Steel slag has been getting a lot of attention in recent years from state government and private industries alike. There are many uses for the versatile material including:
- Mixing it into cement
- Road building
- Drainage material
- Construction aggregate
In addition, industry scientists are working to find new uses for it every day. When project planners choose to use steel slag for various projects, they are choosing a product that has released fewer CO2 emissions during production than most aggregates, and that is — in most cases — more durable than the other natural materials that they could have chosen for the job. It’s easy to see why steel slag is appearing throughout many industries and project planners are using it for so many applications.
According to recent reports, the state of Ohio just approved the use of steel slag throughout its roadways.
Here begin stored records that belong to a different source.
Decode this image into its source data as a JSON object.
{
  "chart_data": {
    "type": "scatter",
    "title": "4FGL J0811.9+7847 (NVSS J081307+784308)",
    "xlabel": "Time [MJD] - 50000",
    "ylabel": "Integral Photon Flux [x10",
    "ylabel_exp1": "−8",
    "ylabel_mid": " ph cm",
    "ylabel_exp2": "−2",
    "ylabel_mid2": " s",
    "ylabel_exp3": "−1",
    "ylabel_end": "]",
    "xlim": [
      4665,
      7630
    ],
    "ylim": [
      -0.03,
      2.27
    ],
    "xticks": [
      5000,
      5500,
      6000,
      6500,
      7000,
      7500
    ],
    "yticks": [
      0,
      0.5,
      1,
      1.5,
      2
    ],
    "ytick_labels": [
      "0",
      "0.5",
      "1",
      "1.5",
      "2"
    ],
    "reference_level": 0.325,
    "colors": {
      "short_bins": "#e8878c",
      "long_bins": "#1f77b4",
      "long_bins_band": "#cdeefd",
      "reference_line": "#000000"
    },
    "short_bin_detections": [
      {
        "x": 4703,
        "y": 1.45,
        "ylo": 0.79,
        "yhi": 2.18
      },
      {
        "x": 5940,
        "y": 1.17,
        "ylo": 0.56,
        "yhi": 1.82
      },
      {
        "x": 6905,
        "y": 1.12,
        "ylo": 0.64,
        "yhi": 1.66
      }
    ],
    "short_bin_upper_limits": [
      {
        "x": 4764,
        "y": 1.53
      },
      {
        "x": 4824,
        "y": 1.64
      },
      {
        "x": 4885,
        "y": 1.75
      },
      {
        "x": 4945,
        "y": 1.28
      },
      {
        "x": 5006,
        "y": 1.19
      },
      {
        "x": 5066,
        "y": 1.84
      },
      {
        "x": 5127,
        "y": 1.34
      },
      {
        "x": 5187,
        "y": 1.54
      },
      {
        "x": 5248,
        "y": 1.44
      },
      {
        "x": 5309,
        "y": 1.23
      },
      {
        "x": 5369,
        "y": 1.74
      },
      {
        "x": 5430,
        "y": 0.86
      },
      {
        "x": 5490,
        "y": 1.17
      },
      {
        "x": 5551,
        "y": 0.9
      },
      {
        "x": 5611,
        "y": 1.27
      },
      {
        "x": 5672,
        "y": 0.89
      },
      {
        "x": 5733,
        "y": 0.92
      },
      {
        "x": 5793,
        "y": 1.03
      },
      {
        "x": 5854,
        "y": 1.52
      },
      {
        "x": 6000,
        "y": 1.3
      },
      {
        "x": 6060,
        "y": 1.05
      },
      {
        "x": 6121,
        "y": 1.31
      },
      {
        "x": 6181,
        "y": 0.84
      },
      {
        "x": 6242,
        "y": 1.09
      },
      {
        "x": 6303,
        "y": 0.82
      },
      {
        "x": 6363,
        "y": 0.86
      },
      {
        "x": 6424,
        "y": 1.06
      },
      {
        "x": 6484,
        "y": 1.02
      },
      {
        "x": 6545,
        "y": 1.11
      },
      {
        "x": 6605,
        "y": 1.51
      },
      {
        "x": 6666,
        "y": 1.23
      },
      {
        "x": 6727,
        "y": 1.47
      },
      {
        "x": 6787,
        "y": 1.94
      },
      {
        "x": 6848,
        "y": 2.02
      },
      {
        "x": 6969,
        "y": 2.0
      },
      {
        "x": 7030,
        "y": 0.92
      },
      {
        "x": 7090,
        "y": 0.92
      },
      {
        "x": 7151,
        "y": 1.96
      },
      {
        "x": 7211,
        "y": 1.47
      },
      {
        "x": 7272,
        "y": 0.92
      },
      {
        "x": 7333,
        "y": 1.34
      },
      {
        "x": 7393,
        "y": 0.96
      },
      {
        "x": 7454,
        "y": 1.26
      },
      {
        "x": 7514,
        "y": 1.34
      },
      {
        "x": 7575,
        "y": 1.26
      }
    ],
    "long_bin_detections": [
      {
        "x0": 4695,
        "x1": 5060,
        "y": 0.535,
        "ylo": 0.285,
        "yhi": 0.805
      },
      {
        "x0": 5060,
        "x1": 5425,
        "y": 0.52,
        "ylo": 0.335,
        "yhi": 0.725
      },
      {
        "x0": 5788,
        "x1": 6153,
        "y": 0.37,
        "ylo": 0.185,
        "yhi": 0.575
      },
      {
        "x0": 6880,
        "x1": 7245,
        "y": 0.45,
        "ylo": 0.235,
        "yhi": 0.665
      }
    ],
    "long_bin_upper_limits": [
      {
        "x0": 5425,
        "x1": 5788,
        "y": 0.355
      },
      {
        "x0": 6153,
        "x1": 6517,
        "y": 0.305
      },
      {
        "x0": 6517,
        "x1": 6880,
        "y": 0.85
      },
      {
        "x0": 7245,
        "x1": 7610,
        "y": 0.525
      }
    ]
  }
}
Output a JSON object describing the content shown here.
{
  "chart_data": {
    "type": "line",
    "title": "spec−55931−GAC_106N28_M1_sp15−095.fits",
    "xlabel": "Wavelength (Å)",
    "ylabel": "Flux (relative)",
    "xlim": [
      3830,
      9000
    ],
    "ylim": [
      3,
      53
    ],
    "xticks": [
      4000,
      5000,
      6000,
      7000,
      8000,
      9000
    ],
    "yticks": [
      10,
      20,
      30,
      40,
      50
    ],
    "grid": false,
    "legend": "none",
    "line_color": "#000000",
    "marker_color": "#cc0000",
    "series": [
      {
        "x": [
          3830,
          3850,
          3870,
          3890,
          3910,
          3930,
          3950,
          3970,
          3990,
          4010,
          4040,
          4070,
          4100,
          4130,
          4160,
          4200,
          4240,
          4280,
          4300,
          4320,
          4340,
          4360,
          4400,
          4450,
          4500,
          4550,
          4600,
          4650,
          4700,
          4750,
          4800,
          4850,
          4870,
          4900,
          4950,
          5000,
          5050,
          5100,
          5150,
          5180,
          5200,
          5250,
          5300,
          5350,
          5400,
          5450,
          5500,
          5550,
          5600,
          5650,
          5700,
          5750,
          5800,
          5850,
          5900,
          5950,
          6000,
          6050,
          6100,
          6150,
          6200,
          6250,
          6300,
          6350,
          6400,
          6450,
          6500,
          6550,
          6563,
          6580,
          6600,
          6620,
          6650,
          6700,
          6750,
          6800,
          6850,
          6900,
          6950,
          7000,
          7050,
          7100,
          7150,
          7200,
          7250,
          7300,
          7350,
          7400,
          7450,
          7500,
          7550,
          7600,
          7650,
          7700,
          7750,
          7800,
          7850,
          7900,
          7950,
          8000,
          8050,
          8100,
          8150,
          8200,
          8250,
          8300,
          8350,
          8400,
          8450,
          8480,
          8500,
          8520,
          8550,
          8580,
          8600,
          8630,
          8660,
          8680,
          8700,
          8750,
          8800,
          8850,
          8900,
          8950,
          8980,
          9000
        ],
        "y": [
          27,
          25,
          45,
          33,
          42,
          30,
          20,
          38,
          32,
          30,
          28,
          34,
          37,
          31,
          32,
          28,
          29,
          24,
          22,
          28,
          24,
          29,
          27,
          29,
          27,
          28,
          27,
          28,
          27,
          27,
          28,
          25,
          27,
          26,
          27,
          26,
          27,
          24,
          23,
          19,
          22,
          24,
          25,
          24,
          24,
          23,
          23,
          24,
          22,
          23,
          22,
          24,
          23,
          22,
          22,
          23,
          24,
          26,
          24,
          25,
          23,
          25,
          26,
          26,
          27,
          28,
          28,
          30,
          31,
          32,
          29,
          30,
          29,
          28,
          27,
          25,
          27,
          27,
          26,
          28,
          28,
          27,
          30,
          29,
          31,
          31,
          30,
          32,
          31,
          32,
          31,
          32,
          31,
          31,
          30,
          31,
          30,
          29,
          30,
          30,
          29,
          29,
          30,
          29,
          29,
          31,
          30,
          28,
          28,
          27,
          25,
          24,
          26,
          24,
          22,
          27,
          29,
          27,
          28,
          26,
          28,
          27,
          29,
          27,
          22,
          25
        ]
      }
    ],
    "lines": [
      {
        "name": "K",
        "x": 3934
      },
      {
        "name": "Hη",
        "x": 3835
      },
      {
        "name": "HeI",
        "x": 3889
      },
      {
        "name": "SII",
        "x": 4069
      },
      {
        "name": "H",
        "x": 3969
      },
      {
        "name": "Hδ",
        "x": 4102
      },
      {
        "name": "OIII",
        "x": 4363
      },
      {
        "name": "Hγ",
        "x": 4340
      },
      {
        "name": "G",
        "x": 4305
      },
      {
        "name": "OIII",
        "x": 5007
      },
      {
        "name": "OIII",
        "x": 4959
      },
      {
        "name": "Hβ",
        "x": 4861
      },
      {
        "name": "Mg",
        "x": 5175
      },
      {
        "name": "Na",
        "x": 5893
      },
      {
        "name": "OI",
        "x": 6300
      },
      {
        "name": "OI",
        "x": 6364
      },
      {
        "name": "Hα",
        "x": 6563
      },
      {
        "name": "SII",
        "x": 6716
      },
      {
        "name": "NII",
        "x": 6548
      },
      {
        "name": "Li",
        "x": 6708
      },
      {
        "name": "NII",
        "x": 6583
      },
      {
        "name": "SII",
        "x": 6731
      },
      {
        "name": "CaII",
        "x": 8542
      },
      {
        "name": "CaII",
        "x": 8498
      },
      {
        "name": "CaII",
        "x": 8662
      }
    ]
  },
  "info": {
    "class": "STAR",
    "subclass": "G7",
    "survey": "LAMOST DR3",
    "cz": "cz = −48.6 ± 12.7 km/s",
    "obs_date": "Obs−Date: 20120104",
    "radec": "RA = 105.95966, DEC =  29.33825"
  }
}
In a small announcement, Ohio House Republicans stated that reusing steel slag is okay for Ohio’s roadways.
Experts agree that some metal byproducts leach heavy metals into surrounding soil and water, but steel slag doesn’t pose the same environmental concerns as other materials. Though the Ohio Department of Transportation does, (and most organizations should), test all materials before they use them for any projects; most steel slag consists of safe materials, so it doesn’t leach anyway.
In addition, slag manufacturers throughout Illinois, Utah and Ohio have gone through a cleanup process; so the Midwest slag industry, overall, enjoys a better reputation.
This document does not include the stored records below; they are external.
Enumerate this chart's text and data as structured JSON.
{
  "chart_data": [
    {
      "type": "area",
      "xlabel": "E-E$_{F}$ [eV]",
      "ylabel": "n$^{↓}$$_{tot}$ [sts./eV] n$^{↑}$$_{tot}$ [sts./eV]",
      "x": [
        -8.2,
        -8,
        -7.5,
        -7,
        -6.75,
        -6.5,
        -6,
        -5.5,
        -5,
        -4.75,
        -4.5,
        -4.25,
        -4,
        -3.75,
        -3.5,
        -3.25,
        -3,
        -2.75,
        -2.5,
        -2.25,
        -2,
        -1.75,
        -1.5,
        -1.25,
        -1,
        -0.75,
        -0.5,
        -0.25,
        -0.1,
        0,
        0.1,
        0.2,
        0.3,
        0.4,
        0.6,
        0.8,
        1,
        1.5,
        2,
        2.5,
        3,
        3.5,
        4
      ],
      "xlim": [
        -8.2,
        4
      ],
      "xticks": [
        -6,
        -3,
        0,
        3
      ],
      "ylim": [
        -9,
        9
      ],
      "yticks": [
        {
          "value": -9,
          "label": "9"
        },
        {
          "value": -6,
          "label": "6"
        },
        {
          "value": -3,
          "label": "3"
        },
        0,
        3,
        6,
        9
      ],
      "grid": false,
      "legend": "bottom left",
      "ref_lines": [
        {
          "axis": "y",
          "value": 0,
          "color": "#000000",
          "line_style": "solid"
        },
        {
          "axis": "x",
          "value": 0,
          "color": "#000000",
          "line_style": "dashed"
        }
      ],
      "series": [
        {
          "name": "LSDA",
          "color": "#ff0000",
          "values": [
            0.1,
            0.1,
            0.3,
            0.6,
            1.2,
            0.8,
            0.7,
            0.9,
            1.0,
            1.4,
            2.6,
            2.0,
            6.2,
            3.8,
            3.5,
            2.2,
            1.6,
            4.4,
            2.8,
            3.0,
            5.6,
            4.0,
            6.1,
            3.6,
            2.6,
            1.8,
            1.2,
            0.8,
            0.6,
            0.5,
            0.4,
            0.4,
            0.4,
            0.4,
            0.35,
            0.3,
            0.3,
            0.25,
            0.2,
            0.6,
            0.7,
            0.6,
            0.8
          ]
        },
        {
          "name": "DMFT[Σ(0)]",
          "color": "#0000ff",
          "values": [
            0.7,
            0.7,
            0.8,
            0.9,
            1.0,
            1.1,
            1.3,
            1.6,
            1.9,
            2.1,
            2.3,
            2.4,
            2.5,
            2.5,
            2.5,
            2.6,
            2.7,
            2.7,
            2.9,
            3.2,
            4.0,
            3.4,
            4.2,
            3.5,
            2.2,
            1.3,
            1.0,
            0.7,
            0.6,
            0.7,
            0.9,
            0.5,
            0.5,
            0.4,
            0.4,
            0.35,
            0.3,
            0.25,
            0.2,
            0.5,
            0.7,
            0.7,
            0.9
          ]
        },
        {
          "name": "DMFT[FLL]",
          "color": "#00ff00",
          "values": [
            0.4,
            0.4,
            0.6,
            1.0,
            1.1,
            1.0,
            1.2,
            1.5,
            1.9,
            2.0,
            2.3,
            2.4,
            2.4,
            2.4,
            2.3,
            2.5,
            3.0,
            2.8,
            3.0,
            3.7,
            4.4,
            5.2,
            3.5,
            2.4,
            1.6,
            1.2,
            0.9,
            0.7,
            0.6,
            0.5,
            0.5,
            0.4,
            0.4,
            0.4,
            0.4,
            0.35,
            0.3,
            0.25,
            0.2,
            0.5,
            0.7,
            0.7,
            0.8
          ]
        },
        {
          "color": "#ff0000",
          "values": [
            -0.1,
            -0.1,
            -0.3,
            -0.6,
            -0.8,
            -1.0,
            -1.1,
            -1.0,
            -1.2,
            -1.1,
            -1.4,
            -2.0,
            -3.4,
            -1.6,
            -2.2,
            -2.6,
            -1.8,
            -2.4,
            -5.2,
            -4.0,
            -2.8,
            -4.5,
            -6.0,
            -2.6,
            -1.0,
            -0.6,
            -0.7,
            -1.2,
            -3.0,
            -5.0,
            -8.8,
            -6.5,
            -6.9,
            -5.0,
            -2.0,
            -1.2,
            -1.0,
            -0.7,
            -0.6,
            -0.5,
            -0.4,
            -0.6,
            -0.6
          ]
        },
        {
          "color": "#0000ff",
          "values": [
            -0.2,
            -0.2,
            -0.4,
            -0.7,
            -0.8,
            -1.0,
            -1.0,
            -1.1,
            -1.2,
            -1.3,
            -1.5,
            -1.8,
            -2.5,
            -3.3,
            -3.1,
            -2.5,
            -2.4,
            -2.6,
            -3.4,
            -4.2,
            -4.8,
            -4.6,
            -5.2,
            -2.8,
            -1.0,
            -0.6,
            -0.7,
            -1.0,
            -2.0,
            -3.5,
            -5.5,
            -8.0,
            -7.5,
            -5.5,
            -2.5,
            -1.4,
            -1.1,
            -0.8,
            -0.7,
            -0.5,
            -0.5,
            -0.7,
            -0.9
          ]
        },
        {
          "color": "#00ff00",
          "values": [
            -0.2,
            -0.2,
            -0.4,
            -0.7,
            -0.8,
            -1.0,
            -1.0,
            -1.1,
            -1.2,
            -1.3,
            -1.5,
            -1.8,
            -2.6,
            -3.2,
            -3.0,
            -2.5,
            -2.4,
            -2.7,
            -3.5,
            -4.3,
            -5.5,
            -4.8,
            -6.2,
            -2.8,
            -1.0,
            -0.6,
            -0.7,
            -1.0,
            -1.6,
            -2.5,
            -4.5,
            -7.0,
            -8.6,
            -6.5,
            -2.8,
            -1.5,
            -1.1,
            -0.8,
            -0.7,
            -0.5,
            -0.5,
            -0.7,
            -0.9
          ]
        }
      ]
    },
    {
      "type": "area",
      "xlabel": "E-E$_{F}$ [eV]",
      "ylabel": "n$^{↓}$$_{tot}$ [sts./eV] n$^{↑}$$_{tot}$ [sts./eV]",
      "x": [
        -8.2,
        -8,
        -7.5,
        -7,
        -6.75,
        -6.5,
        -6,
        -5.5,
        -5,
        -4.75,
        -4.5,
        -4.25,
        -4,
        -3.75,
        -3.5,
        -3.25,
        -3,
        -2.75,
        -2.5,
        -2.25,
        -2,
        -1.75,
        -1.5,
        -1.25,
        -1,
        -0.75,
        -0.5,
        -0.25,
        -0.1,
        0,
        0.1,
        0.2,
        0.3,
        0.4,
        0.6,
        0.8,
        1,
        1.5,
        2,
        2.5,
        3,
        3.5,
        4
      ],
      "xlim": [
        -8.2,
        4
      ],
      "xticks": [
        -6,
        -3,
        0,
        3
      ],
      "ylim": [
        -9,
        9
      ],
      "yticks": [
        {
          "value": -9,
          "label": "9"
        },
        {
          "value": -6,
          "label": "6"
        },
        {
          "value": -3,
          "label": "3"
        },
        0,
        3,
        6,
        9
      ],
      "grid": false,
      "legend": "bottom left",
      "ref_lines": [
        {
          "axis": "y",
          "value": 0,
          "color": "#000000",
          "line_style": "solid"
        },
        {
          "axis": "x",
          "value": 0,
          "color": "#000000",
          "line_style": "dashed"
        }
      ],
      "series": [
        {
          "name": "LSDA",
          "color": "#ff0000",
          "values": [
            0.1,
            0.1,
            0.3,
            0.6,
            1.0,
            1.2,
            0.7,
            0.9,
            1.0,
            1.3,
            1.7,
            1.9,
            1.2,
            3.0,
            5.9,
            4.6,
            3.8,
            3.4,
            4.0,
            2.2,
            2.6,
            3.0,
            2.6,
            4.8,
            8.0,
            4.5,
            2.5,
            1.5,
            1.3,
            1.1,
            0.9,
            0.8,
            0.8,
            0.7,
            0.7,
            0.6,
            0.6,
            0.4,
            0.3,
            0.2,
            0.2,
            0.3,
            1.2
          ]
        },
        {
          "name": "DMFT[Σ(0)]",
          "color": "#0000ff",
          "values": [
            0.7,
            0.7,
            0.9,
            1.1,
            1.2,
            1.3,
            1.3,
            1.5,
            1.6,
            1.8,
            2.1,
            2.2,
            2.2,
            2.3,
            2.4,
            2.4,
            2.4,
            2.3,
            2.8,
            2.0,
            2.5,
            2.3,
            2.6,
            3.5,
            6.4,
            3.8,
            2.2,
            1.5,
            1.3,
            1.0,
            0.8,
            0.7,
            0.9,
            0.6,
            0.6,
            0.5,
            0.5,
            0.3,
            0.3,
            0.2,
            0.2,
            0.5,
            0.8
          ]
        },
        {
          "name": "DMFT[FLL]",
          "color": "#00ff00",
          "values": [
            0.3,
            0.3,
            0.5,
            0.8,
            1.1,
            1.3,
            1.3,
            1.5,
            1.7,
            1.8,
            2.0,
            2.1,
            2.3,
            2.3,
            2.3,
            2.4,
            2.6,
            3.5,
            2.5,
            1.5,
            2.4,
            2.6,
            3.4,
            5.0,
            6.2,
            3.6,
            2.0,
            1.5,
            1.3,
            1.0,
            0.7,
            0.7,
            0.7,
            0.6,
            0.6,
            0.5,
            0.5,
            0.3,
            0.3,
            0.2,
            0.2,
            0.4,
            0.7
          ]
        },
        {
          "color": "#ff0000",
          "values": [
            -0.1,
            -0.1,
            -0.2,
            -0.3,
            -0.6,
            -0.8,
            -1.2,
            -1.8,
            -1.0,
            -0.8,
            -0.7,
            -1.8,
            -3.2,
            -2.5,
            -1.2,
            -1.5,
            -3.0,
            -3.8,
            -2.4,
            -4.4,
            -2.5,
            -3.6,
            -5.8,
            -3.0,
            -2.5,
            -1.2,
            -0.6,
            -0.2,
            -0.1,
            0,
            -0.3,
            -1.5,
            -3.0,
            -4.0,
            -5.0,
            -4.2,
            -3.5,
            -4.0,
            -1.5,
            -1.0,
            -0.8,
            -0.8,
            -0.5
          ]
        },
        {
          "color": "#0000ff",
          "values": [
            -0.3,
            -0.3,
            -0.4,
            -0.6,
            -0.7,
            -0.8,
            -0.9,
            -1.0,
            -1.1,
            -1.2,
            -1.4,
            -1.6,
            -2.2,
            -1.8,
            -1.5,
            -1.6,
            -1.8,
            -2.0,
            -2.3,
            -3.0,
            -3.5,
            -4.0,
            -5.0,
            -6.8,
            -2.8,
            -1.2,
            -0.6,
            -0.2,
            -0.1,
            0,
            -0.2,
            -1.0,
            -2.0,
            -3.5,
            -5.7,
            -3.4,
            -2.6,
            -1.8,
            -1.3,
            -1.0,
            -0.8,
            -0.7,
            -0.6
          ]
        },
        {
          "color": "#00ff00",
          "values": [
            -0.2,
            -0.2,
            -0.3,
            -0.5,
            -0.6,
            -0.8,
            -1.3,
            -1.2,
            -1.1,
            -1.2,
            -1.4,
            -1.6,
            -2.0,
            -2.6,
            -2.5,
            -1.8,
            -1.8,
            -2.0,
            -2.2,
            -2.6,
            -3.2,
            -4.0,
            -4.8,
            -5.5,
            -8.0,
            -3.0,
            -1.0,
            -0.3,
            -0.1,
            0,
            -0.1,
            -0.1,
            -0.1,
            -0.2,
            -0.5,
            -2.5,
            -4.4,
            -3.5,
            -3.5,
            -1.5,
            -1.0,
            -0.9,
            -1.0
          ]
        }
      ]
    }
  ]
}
However, the announcement has both the slag industry and environmental groups slightly concerned. People in the slag industry (like slag transportation carriers and slag manufacturers), don’t want lawmakers to start heavily regulating the industry. Currently, steel slag has an industrial product classification in many states. However, in Ohio, since it’s still classified as industrial waste, strict regulation could follow this announcement.